"Das EPDG setzt auf internationale Standards und ermöglicht so modulare Weiterentwicklungen."

"Das EPDG setzt auf internationale Standards und ermöglicht so modulare Weiterentwicklungen."

4. Februar 2017 - Interview: Fridel Rickenbacher

Adrian Schmid ist Leiter von eHealth Suisse, einer Kompetenz- und Koordinationsstelle ­zwischen dem Bund und den Kantonen. Er ist sich bewusst, dass auf dem Weg zum ­elektronischen Patientendossier (EPDG) viele Herausforderungen zu bewältigen sind. eHealth Suisse wird den Prozess fachlich und koordinierend begleiten.
Artikel erschienen in IT Magazine 2017/01
Wie schätzen Sie das Bundesgesetz zum EPDG und zu E-Health ein?
Adrian Schmid: Das EPDG gibt den notwendigen Rahmen, damit in der Schweiz ein vernetztes elektronisches Patientendossier entstehen kann. Die Rollenteilung zwischen Bund und Kantonen ist festgelegt: National steht der rechtliche Rahmen zur Verfügung, die Kantone kümmern sich als Verantwortliche für die Gesundheitsversorgung um die Verbreitung in ihrer Versorgungsregion. Wir sind überzeugt, damit ein Umsetzungskonzept zu haben, das sehr gut zur föderalen Struktur der Schweiz passt.

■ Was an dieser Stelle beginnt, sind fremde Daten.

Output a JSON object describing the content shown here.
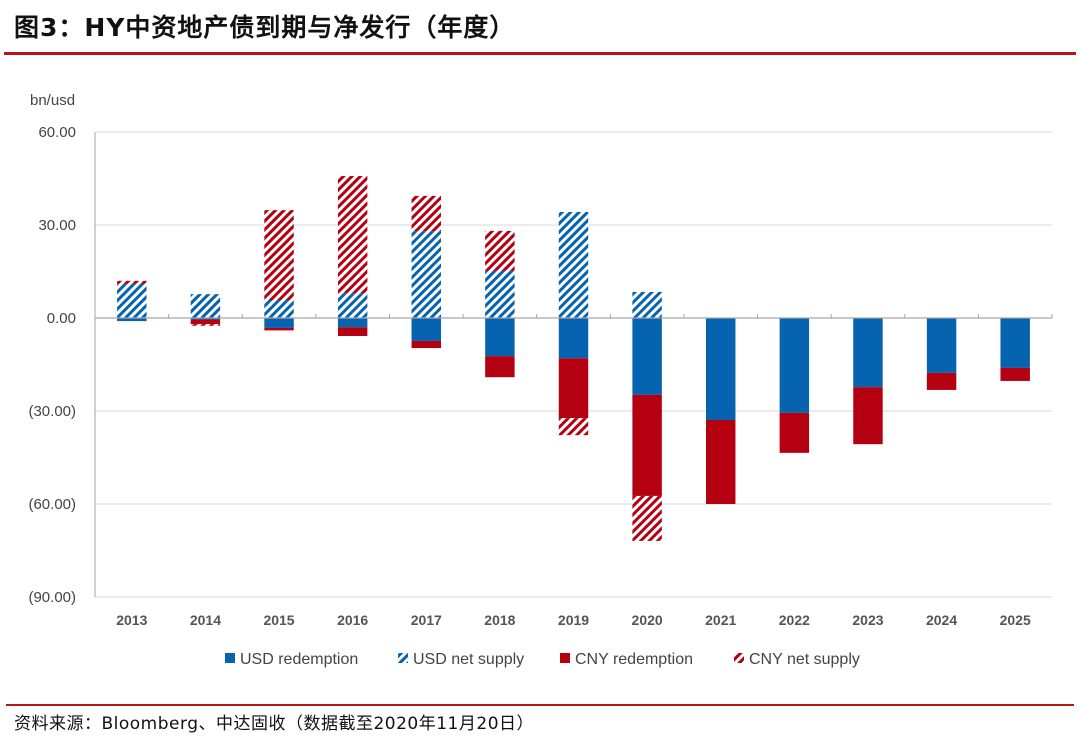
{
  "header": {
    "title": "图3：HY中资地产债到期与净发行（年度）"
  },
  "footer": {
    "source": "资料来源：Bloomberg、中达固收（数据截至2020年11月20日）"
  },
  "colors": {
    "usd": "#0563b0",
    "cny": "#b50012",
    "rule": "#b5161b"
  },
  "chart_data": {
    "type": "bar",
    "stacked": true,
    "title": "HY中资地产债到期与净发行（年度）",
    "ylabel": "bn/usd",
    "xlabel": "",
    "ylim": [
      -90,
      60
    ],
    "yticks": [
      60,
      30,
      0,
      -30,
      -60,
      -90
    ],
    "ytick_labels": [
      "60.00",
      "30.00",
      "0.00",
      "(30.00)",
      "(60.00)",
      "(90.00)"
    ],
    "grid": true,
    "legend_position": "bottom",
    "categories": [
      "2013",
      "2014",
      "2015",
      "2016",
      "2017",
      "2018",
      "2019",
      "2020",
      "2021",
      "2022",
      "2023",
      "2024",
      "2025"
    ],
    "series": [
      {
        "name": "USD redemption",
        "style": "solid",
        "color": "usd",
        "values": [
          -1.0,
          -0.5,
          -3.2,
          -3.0,
          -7.4,
          -12.3,
          -13.0,
          -24.8,
          -32.9,
          -30.6,
          -22.3,
          -17.7,
          -16.1
        ]
      },
      {
        "name": "USD net supply",
        "style": "hatched",
        "color": "usd",
        "values": [
          11.0,
          7.7,
          5.8,
          8.0,
          28.0,
          15.2,
          34.2,
          8.4,
          0,
          0,
          0,
          0,
          0
        ]
      },
      {
        "name": "CNY redemption",
        "style": "solid",
        "color": "cny",
        "values": [
          0,
          -1.5,
          -0.8,
          -2.8,
          -2.3,
          -6.8,
          -19.3,
          -32.6,
          -27.1,
          -12.9,
          -18.4,
          -5.5,
          -4.2
        ]
      },
      {
        "name": "CNY net supply",
        "style": "hatched",
        "color": "cny",
        "values": [
          1.0,
          -0.5,
          29.0,
          37.8,
          11.4,
          12.9,
          -5.5,
          -14.5,
          0,
          0,
          0,
          0,
          0
        ]
      }
    ]
  }
}
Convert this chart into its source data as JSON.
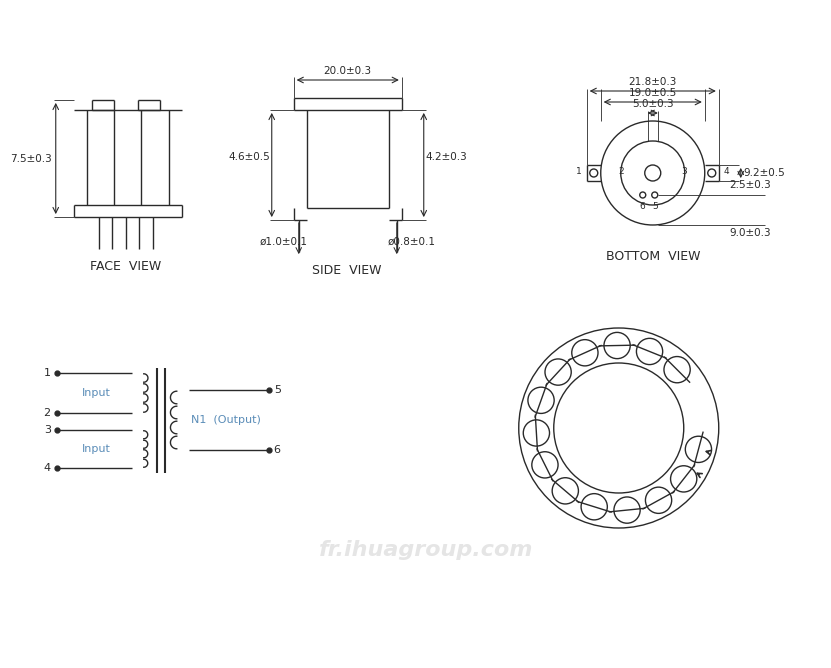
{
  "bg_color": "#ffffff",
  "line_color": "#2a2a2a",
  "dim_color": "#2a2a2a",
  "label_color": "#5b8db8",
  "watermark": "fr.ihuagroup.com",
  "face_view_label": "FACE  VIEW",
  "side_view_label": "SIDE  VIEW",
  "bottom_view_label": "BOTTOM  VIEW",
  "dims": {
    "face_h": "7.5±0.3",
    "side_top": "20.0±0.3",
    "side_left": "4.6±0.5",
    "side_right": "4.2±0.3",
    "side_pin_left": "ø1.0±0.1",
    "side_pin_right": "ø0.8±0.1",
    "bottom_w1": "21.8±0.3",
    "bottom_w2": "19.0±0.5",
    "bottom_w3": "5.0±0.3",
    "bottom_h1": "9.2±0.5",
    "bottom_h2": "2.5±0.3",
    "bottom_h3": "9.0±0.3"
  },
  "schematic_text_input": "Input",
  "schematic_text_output": "N1  (Output)"
}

Wie beurteilen Sie die öffentlichen Debatten in der Schweiz?
Nach der sehr deutlichen Zustimmung zum EPDG im National- und Ständerat sind alle Akteure dabei, sich auf die Umsetzung vorzubereiten. Im Frühjahr 2017 soll das EPDG gemäss der aktuellen Planung in Kraft treten, das wird noch einmal einen kräftigen Schub auslösen.
Serie EPDG
Am 29. Juni 2016 wurde die Anhörung des Ausführungsrechts zum Bundes­gesetz über das elektronische Patientendossier (EPDG) abgeschlossen. 2017 soll das Gesetz in Kraft treten. Es stellt grund­legende Weichen für die Digitalisierung des Schweizer Gesundheits­wesens. Das swissICT Magazin beleuchtet in einer Serie Technologie- und Security-­Aspekte des Gesetzes aus unter­schiedlichen Blickwinkeln. In dieser Ausgabe beleuchten wir das Thema aus der Perspektive von eHealth Suisse als Koordinationsorgan von Bund und Kantonen. Die Organisation wurden 2008 gegründet als eine der ersten Massnahmen bei der Umsetzung der «Strategie E-Health Schweiz». Sie hat die Aufgaben, die digitale Vernetzung im Gesundheits­wesen zusammen mit allen Akteuren zu koordinieren.
Wie ist Ihre Organisation zusammengesetzt und organisiert? Wie interdisziplinär sind die externen Akteure aufgestellt, welche Sie koordinieren?
Die Gremien von eHealth Suisse haben seit 2008 schrittweise das fachliche Konzept für das E-Patientendossier erarbeitet. Alle Akteure haben in den relevanten Arbeitsgruppen mitgearbeitet. Wir haben uns immer darum bemüht, auf die Anliegen der Patientenorganisationen, der Behandelnden oder der Anbieter von technischen Lösungen einzugehen. Dies ist vermutlich mit ein Grund, dass die politische Diskussion im Parlament vergleichsweise reibungslos verlaufen ist.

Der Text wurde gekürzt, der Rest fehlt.